A collaboration between Chad Mirkin of Northwestern University and Sharon Glotzer of the University of Michigan has led to the creation of the most complex colloidal crystal synthesized to date, as reported recently in Science (doi:10.1126/science.aam7927). Their combined work, for which Mirkin’s group provided the nanocrystals and Glotzer’s group performed the thermodynamic simulations, demonstrates that researchers may soon be able to predict and control the formation of exotic crystals at the nanometer level.
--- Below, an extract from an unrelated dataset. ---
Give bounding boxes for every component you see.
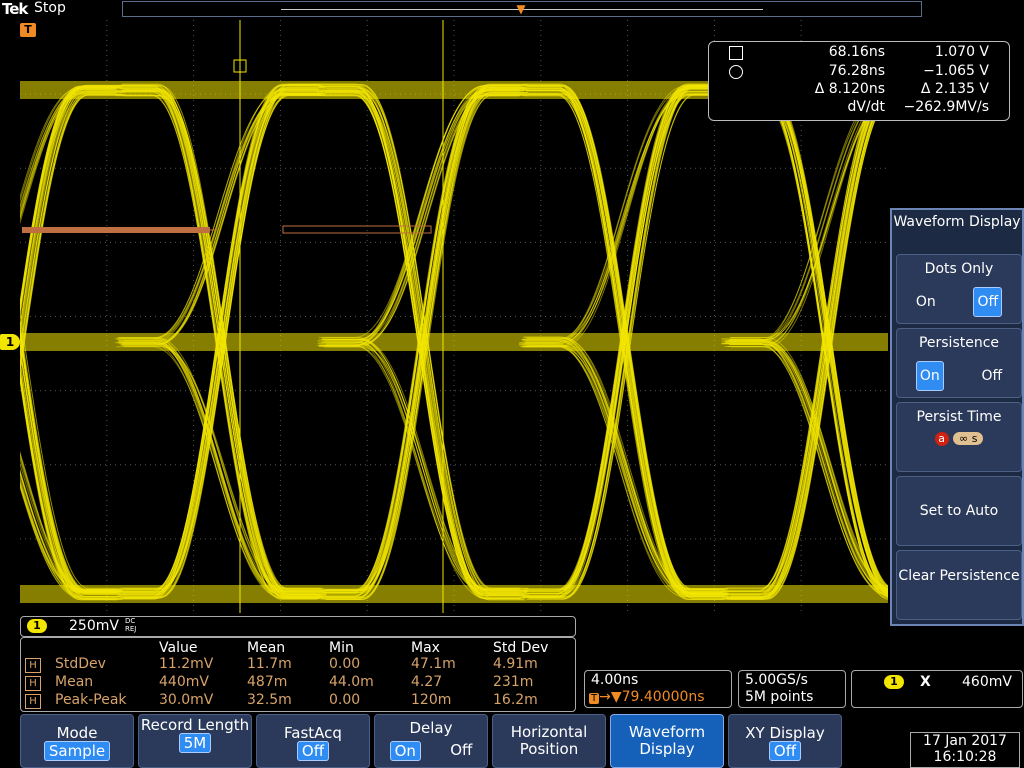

Since 1996, Mirkin’s group has been leading the field in DNA-functionalized nanoparticle assembly. In this technique, a monodisperse sample of nanoparticles is coated with strands of DNA. The tip of each DNA ligand is single-stranded, and these tips can be made complementary to each other, causing the particles to bind. According to Mirkin, “You can begin to think of particles as atoms, and DNA and variants of it as chemical bonds.” In atoms, the valence shell describes the number of bonds an atom can form. Here, Glotzer says the “[nanoparticle’s] shape imparts a valence” determining the DNA bonding interactions. This has led to a versatile way to form colloidal crystals; Mirkin’s group has created over 500 different crystals spanning over 35 different symmetries.

(a) Colloidal clathrate crystal; (b) the computer model; and (c) the atomistic equivalent. Credit: Sangmin Lee, Glotzer group, University of Michigan.
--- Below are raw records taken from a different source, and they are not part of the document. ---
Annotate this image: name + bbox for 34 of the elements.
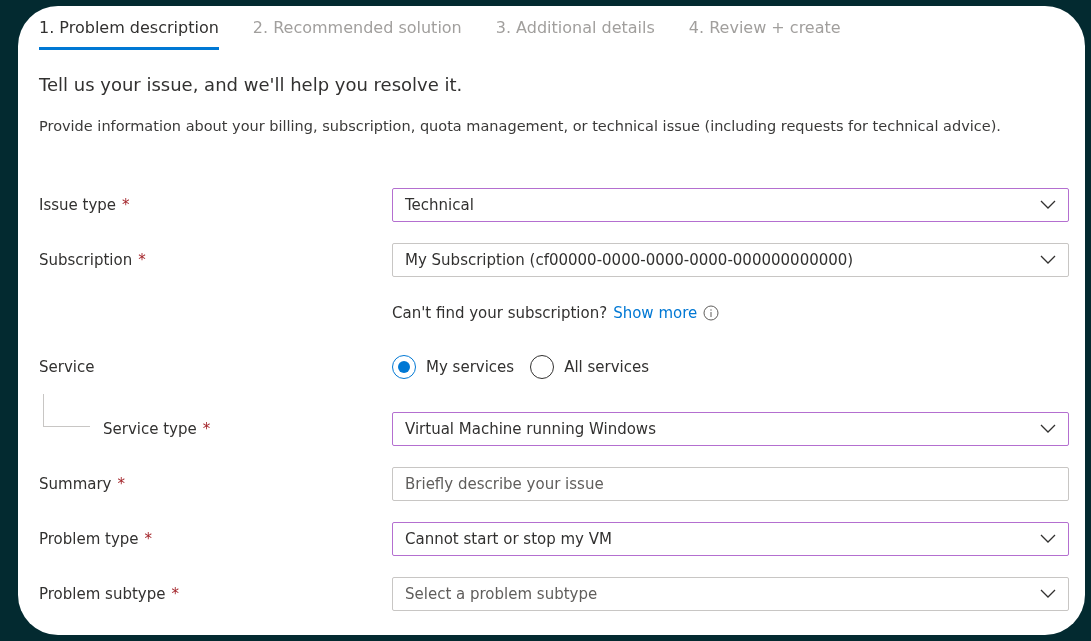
field-label: Problem subtype [39, 584, 166, 603]
description-text: Provide information about your billing, subscription, quota management, or technical issue (including requests for technical advice). [39, 117, 1002, 136]
chevron-down-icon [1040, 533, 1056, 544]
hint-text: Can't find your subscription? [392, 304, 608, 322]
field-label: Issue type [39, 195, 117, 214]
field-label: Subscription [39, 250, 133, 269]
step-tab[interactable]: 1. Problem description [39, 6, 219, 50]
chevron-down-icon [1040, 199, 1056, 210]
chevron-down-icon [1040, 254, 1056, 265]
required-mark: * [202, 419, 211, 438]
summary-input-field[interactable]: Briefly describe your issue [392, 466, 1069, 501]
radio-button-icon[interactable] [392, 354, 416, 379]
radio-option[interactable]: My services [392, 354, 515, 379]
chevron-down-icon [1040, 588, 1056, 599]
dropdown-field[interactable]: Cannot start or stop my VM [392, 521, 1069, 556]
radio-option[interactable]: All services [530, 354, 650, 379]
field-label: Summary [39, 474, 112, 493]
info-icon[interactable] [703, 305, 720, 321]
field-label: Service [39, 357, 95, 376]
radio-button-icon[interactable] [530, 354, 555, 379]
required-mark: * [117, 474, 125, 493]
required-mark: * [122, 195, 130, 214]
show-more-link[interactable]: Show more [613, 304, 698, 322]
field-label: Problem type [39, 529, 139, 548]
dropdown-field[interactable]: My Subscription (cf00000-0000-0000-0000-000000000000) [392, 242, 1069, 277]
dropdown-field[interactable]: Virtual Machine running Windows [392, 411, 1069, 446]
dropdown-field[interactable]: Select a problem subtype [392, 576, 1069, 611]
page-heading: Tell us your issue, and we'll help you resolve it. [39, 73, 464, 97]
required-mark: * [138, 250, 146, 269]
required-mark: * [171, 584, 179, 603]
field-label: Service type [103, 419, 197, 438]
dropdown-field[interactable]: Technical [392, 187, 1069, 222]
required-mark: * [144, 529, 153, 548]
chevron-down-icon [1040, 423, 1056, 434]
To produce the clathrate crystals—that is, “structures consisting of polyhedral cages with large pores that can be used for host–guest chemistry”—Mirkin’s group coated triangular bipyramid gold nanoparticles with a dense layer of self-complementary DNA. The angles of the bipyramid (∼110°) closely matched the bonding angles observed in molecular clathrates (100–125°), causing these cage-like structures to form when the surfaces of the particles were functionalized with DNA. “These structures are significantly more complex than structures that have been created previously with this technique,” says John Crocker, a professor at the University of Pennsylvania who works on similar DNA-functionalized nanoparticle assemblies, but was not involved with this work.
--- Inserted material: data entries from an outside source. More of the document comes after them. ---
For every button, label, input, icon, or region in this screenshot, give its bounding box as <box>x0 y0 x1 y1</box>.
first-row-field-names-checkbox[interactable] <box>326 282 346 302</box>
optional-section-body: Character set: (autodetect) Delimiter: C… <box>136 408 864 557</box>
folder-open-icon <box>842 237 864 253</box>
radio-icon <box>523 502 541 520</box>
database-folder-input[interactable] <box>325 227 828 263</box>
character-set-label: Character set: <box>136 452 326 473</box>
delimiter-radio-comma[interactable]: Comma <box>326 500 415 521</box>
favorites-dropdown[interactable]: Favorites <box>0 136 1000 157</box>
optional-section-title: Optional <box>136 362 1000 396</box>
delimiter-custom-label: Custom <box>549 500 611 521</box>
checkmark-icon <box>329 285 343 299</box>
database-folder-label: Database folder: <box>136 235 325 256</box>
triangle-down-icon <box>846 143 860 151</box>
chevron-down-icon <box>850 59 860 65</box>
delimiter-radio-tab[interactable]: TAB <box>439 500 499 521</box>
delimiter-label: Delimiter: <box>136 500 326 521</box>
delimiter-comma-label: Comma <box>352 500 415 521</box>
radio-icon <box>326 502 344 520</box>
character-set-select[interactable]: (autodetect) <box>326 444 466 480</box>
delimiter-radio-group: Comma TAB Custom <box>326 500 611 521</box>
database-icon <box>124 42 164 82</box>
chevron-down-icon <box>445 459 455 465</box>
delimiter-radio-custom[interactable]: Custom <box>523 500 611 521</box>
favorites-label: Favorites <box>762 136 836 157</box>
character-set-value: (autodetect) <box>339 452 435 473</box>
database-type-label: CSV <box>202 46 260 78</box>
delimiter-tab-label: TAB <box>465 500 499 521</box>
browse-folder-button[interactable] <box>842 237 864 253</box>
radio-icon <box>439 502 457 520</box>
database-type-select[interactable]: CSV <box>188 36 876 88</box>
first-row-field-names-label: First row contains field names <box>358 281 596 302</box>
The researchers in Mirkin’s group found that they could control the type of clathrate formed with the help of the Glotzer group’s simulations by adjusting the size of the DNA shell. Experimentally, the length of the DNA shell was increased, giving rise to a series of slightly different structures. The longer DNA shell gives the nanoparticles more freedom during assembly, which leads them to optimize into different clathrates. The simulations were able to reproduce each of these structures. Glotzer and Mirkin attribute this to an interplay between geometry and interactions that maximize binding between the nanoparticles. As the coatings get thicker, the sharp triangular bipyramids become more rounded, which allows the particles to explore a range of different bonding angles. Glotzer thinks of the DNA as “a string between the nanoparticles” and that lengthening the string means the nanoparticles “have more thermal motion to find their optimal position.” This flexibility in bonding angle led to higher quality clathrates with larger internal cages.

This flexibility afforded by changing the DNA ligand length could be the next step in crystal engineering and more exciting than finding a use for the clathrate cages themselves. Applications for complex clathrate structures abound: molecular clathrates encapsulate gases such as methane, and these mesoscale cages produced by Mirkin could potentially hold biological units such as cells. More importantly, Glotzer’s model demonstrates that for a given nanoparticle shape, a class of crystal architectures may be predictable by simply varying the DNA length. This could lead to what Mirkin describes as a “reliable set of design rules for engineering crystal structures.” His excitement is shared by others in the field. According to Crocker, Glotzer has been “making predictions of incredibly complicated structures formed from polyhedra for several years” (see Nature Materials, doi:0.1038/nmat4152) and this work demonstrates that these structures are “accessible and realizable with DNA.”